The first thing we tried was killing the migration. Simple, right? Just stop it and roll back.

Except the migration had locked the table. And it wasn’t releasing the lock. And it had 47 active connections, each one holding onto resources like a lifeline.

We couldn’t kill the connections without potentially corrupting data. We couldn’t wait for the migration to finish because it was going to take another three hours at the current rate. And we couldn’t increase the connection pool because that would just make the problem worse.

I spent the next hour digging through PostgreSQL logs, trying to figure out what the migration was actually doing. The query plan showed it was doing a full table scan. On a table with 47 million rows. Without using the existing indexes.

Turns out, the migration tool we were using had a bug. When creating an index on a column that was part of a composite index, it would sometimes decide to rebuild the entire table instead of just adding the new index.

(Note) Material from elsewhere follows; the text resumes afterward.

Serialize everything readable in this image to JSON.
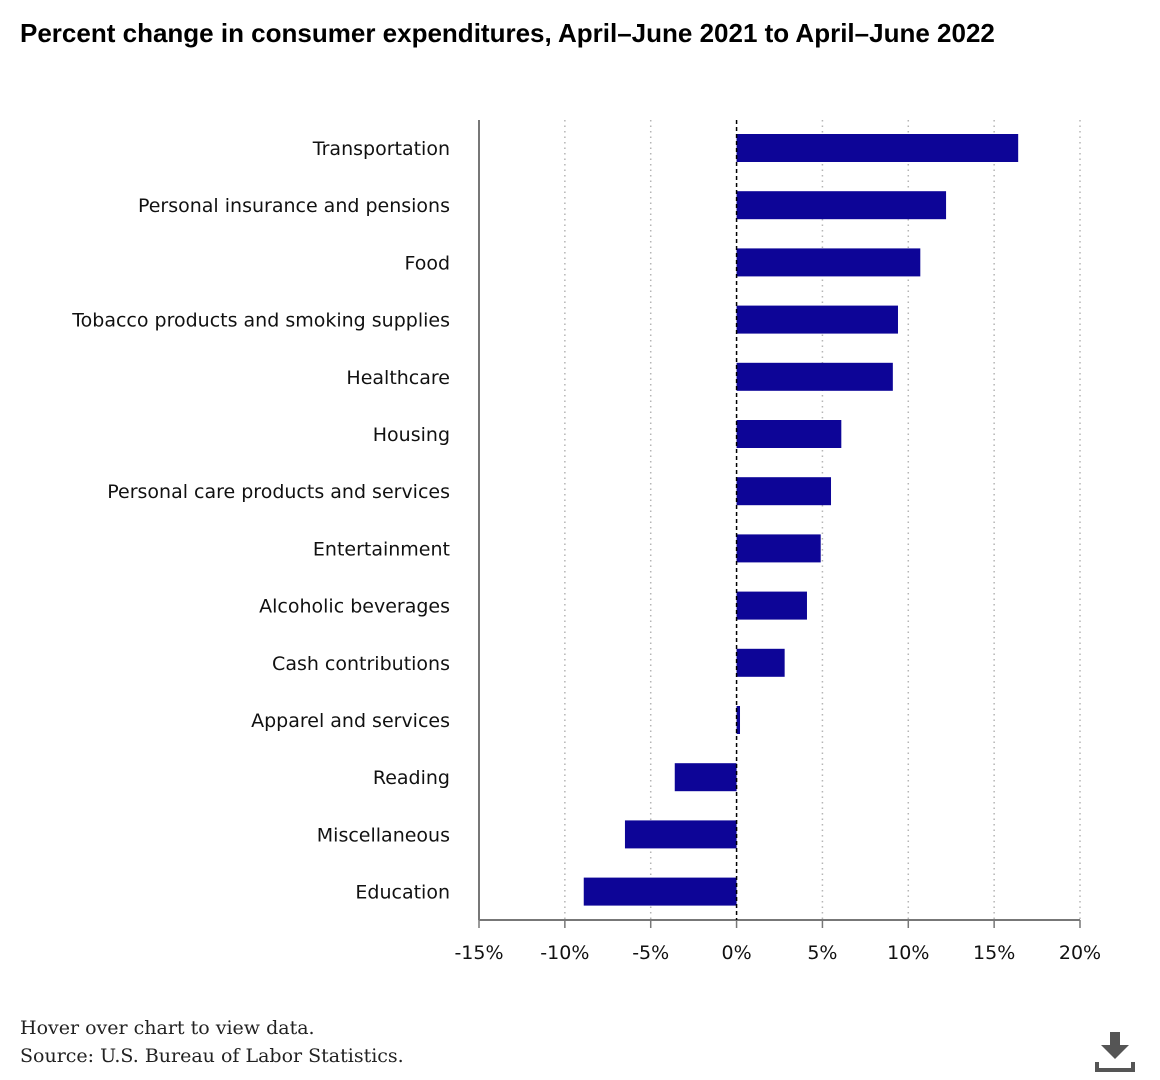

And it would do it in a way that held locks for way longer than necessary.

The Fix

At 4:00 AM, we made the call. We’d have to manually kill the migration process, accept that the index creation would be incomplete, and then manually clean up the partial index. Then we’d increase the connection pool temporarily, restart all the application servers, and hope nothing else broke.

The manual cleanup took another hour. We had to connect directly to the database, check what state the index was in, drop the partial index, and then manually create it using a different method that wouldn’t hold locks.

By 5:30 AM, services were starting to come back online. The connection pool was still stressed, but at least new connections could be established. We spent the next hour monitoring, making sure everything stabilized.

The Aftermath

The incident lasted about six hours total. We lost about four hours of peak traffic in our primary region. Customer support was flooded with tickets. The post-mortem meeting lasted three hours and resulted in 47 action items.

The worst part? The index we were trying to create wasn’t even necessary. We’d optimized the query that was supposed to use it, and it was performing fine without the new index. We just hadn’t cancelled the migration ticket.

What We Learned

First, always test migrations on production-sized datasets. Staging had 50,000 rows. Production had 47 million. That’s not the same thing.

Second, connection pool monitoring is critical. We had alerts, but they were set to fire at 90% capacity. By the time we got the alert, we were already at 100% and things were breaking.

Third, migration tools can have bugs. Just because something works in staging doesn’t mean it’ll work in production. Especially when the data volumes are different.

And finally, sometimes the best migration is the one you don’t run. We should have cancelled that ticket weeks ago when we realized the index wasn’t needed.

The Silver Lining

On the plus side, we now have much better monitoring for connection pools. We’ve added circuit breakers. We’ve improved our migration testing process. And I’ve learned to always check if a migration is actually necessary before running it at 2 AM.

Also, I got really good at PostgreSQL administration that night. So there’s that.

The next time someone asks me to run a “simple” migration, I’m going to ask a lot more questions. And probably schedule it for a time when I’m not running on three hours of sleep and my third cup of coffee.

Because trust me, you don’t want to be the person explaining to your CTO at 3 AM why the entire application is down because of an index you didn’t actually need.